… sorry, arriving a bit late to the party.
I’ve now read or at least skimmed most of the replies above, and I’m not sure that I would like Fedora to make this an “objective”. Not primarily because of technical reasons, but because of philosophical differences.
Fedora is already being perceived as “tainted by AI” due to at least one other Council decision (the AI contribution policy) and by its close association with Red Hat, which is driving users and contributors away to distributions which are perceived as not drinking the AI Kool-Aid (- whether deserved or not). I fear that making anything “AI” in its title an official Objective would further alienate users and contributors like this, and further damage project reputation.
I am not necessarily opposed to some of the technical work that you outline - making akmods / kmods work better (or making them obsolete) would be great, an LTS kernel might be interesting, better hardware support is always good, etc. - however, while I agree with some of the steps, I certainly wouldn’t agree with the goal here.

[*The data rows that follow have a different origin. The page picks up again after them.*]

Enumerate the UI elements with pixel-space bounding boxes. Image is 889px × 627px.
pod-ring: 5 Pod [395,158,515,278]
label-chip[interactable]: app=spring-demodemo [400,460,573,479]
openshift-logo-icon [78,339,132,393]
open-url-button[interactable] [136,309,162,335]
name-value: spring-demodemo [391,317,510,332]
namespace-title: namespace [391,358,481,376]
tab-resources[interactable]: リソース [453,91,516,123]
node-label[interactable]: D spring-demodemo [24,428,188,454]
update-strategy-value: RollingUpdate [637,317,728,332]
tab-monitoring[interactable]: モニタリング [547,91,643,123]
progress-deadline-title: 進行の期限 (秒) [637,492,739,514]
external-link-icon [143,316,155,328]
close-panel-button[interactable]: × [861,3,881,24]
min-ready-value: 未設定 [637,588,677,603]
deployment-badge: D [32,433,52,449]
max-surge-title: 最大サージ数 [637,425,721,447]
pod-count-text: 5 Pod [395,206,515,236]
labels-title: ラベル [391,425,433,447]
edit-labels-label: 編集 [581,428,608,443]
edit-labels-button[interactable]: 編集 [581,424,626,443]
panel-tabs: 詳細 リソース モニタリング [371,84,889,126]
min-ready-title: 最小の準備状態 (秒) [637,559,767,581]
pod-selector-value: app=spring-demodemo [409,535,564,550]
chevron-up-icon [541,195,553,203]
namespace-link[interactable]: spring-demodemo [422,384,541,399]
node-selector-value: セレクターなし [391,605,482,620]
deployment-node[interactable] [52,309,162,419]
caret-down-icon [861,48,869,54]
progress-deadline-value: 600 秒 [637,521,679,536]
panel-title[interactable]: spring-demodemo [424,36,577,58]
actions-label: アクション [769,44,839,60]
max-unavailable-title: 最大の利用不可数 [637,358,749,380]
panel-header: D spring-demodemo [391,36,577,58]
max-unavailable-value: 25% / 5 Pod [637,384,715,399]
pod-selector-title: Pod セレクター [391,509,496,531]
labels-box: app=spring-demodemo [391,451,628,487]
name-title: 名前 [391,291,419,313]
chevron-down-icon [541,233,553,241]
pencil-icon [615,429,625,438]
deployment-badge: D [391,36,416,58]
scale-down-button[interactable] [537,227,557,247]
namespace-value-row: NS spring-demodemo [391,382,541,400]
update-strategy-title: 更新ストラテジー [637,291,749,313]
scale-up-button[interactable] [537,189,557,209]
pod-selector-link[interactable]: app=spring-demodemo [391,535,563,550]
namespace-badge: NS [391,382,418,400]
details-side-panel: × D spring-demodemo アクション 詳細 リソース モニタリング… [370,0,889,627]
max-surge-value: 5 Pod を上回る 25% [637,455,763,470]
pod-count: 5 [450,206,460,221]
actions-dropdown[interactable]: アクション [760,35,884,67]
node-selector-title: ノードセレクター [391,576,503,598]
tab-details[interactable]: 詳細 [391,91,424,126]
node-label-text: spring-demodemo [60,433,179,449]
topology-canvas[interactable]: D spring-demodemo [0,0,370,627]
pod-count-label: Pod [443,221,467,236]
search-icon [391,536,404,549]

On the other hand, reading your proposal, I was also wondering: Why is this not a CentOS SIG instead? It sounds as if that might be a much better fit (stable kernel, SIG support for building kernel modules, etc.). Some of the technical puzzle pieces could get developed in Fedora first, but shipping the “spin” as CentOS SIG deliverables instead would sidestep many problems (and provide some philosophical distance between one more “AI” effort and the Fedora Project).